JAKARTA - Basuki Tjahaja Purnama (Ahok) divonis 2 tahun penjara oleh hakim Pengadilan Negeri Jakarta Utara dalam kasus penodaan agama. Pengamat Hukum Nicholay Apriliando menilai hukuman vonis dua tahun majelis hakim kepada Ahok sebagai pembelajaran agar menjaga lisan dan tingkah laku.
"Vonis dua tahun penjara ini, sebagai pembelajaran kepada terdakwa agar menjaga lisan dan tingkah laku," ujar Nicholay di INEWS, Selasa (9/5/2017).
Ia menambahkan, walaupun dibelakang Ahok banyak yang mendukung, tapi kalau sudah dipersidangan harus menghormati dan tidak bisa apa-apa.

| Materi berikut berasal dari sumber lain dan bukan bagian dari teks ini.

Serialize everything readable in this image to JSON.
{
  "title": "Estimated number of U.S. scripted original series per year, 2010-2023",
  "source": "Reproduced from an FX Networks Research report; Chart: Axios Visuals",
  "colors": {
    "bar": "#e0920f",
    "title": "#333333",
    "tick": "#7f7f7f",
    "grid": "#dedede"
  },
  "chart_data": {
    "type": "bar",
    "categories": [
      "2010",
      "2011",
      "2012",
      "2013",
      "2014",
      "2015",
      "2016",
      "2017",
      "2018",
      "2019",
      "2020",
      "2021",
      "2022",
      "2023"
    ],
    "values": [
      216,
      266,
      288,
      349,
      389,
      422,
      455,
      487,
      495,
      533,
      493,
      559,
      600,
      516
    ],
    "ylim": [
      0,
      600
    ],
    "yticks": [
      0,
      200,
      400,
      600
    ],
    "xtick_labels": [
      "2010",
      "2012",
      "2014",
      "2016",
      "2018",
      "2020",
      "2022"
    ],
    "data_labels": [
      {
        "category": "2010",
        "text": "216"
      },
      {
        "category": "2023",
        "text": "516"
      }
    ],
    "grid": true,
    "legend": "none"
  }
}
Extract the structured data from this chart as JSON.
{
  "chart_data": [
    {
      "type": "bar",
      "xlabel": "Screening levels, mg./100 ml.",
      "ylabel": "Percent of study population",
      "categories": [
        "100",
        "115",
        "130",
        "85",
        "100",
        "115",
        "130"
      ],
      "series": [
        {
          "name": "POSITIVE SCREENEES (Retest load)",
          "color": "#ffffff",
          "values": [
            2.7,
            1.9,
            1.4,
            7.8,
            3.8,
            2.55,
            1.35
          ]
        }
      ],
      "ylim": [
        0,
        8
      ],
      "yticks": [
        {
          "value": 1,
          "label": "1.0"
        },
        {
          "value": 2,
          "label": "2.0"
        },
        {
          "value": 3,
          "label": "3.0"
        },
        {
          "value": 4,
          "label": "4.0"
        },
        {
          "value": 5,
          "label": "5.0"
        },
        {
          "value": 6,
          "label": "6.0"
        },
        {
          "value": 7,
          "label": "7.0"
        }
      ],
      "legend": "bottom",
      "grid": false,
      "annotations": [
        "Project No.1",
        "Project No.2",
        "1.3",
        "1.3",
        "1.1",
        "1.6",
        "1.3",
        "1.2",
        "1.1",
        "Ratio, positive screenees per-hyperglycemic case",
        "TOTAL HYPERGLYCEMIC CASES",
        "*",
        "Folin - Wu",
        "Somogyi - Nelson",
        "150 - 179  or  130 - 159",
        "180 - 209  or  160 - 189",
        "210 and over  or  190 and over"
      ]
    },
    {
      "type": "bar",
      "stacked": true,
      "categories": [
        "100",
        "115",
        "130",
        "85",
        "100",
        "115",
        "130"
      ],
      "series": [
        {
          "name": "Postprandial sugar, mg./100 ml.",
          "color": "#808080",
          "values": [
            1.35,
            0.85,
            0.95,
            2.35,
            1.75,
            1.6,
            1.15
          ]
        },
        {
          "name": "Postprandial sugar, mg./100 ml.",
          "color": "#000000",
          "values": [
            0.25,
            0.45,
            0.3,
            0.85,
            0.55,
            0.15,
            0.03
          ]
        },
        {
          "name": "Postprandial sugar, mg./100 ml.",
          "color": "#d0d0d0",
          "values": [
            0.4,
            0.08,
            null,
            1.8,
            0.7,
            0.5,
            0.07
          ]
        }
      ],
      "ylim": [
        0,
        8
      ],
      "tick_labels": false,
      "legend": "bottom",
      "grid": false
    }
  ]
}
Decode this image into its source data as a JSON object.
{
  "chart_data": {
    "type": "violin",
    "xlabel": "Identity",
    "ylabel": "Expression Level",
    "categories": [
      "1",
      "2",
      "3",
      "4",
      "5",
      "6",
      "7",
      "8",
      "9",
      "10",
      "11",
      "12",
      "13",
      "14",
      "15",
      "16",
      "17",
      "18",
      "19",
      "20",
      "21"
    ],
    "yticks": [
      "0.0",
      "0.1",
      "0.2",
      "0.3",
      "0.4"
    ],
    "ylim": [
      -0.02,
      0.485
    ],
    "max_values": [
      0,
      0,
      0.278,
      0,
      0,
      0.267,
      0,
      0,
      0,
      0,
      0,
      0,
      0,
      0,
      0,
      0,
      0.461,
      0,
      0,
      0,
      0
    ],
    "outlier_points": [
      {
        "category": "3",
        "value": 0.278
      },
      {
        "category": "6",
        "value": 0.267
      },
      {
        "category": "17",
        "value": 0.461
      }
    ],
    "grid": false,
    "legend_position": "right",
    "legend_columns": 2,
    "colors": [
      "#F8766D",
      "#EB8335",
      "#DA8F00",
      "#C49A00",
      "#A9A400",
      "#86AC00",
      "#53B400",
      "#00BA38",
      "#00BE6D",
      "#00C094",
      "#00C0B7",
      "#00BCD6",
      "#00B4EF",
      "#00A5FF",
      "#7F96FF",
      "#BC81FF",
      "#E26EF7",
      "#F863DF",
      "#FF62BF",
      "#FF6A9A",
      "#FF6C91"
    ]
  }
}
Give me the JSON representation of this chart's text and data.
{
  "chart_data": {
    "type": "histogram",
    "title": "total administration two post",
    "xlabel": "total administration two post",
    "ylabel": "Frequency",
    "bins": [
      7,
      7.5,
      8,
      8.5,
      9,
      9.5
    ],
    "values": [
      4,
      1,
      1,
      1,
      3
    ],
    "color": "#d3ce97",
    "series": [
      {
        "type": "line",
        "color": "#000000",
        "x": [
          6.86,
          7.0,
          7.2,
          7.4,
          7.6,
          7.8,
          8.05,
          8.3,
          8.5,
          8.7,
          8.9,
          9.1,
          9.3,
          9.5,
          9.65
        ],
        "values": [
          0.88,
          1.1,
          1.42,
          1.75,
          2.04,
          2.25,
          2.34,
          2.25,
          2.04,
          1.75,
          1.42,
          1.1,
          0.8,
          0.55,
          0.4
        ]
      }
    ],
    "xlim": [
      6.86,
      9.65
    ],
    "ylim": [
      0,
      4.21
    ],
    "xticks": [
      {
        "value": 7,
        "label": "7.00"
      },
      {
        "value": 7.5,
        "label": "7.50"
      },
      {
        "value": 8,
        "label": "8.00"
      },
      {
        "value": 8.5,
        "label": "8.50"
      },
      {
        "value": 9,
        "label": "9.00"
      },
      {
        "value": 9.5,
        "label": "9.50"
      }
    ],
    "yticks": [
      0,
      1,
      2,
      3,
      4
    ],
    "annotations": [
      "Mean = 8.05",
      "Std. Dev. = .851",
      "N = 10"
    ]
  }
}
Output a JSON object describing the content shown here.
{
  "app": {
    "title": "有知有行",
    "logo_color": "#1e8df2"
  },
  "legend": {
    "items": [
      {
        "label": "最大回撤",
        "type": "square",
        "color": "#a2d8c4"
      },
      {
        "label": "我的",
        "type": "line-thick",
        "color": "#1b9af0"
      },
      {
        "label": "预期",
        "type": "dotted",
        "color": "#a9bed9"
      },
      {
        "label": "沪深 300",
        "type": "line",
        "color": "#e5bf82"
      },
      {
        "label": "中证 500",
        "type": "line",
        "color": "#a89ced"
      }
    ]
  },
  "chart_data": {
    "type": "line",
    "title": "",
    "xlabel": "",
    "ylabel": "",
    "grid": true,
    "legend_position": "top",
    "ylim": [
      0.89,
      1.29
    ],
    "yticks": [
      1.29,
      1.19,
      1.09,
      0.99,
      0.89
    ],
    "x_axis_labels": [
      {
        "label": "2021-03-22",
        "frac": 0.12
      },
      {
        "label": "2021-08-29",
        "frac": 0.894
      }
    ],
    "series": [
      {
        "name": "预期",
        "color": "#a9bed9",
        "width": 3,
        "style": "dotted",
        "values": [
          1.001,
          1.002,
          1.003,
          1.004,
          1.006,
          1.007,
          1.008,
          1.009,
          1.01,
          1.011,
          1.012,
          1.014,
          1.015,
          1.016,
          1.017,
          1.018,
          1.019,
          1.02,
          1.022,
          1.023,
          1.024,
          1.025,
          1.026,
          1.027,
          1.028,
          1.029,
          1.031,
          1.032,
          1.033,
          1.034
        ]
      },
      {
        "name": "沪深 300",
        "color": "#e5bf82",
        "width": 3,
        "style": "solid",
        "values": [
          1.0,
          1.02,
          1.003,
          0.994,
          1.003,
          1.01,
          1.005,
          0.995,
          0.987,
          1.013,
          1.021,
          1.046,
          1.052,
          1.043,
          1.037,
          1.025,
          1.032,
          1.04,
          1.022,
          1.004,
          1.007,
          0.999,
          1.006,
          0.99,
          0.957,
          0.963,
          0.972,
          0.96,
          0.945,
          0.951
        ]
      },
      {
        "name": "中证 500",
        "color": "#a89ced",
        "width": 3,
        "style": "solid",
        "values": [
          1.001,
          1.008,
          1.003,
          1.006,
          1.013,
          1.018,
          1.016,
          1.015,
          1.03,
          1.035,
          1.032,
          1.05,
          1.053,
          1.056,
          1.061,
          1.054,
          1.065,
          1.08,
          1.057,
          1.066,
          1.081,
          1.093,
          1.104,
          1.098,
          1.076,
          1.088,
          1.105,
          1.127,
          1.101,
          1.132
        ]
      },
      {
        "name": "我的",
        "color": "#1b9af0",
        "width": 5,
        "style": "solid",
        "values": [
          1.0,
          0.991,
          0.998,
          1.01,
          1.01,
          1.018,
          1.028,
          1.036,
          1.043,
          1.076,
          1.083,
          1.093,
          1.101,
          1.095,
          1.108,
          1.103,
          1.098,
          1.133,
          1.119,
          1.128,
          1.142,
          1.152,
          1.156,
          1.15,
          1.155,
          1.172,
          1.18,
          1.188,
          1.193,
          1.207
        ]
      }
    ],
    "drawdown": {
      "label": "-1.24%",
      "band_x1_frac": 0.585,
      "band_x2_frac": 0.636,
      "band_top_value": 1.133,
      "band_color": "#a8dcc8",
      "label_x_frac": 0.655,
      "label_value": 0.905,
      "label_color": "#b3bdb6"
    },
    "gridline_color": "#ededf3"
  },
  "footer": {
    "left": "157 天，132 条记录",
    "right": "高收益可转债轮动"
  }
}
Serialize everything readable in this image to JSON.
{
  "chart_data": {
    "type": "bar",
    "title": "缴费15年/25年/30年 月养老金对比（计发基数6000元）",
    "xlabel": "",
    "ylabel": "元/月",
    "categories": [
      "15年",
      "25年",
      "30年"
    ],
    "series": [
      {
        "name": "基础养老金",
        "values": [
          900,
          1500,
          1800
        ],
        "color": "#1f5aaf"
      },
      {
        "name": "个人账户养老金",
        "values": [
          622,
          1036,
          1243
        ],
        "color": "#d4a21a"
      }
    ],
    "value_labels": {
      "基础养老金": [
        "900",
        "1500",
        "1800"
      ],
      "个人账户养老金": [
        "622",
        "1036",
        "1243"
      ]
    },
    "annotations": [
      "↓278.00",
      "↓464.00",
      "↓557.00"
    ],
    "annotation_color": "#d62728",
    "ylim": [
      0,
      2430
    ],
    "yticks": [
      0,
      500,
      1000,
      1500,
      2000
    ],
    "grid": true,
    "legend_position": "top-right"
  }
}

Seperti diketahui, bermula saat Ahok berpidato di Pulau Pramuka, Kepulauan Seribu. Saat itu ia mengatakan jangan mau dibohongi pakai Surat Al Maidah.
Pernyataan Ahok itupun menuai kontroversi, karena dianggap menistakan ayat suci Alquran dan ulama. Sementara Ahok berdalih, pernyataannya ditujukan pada elite politik jelang berlangsungnya Pilgub DKI Jakarta.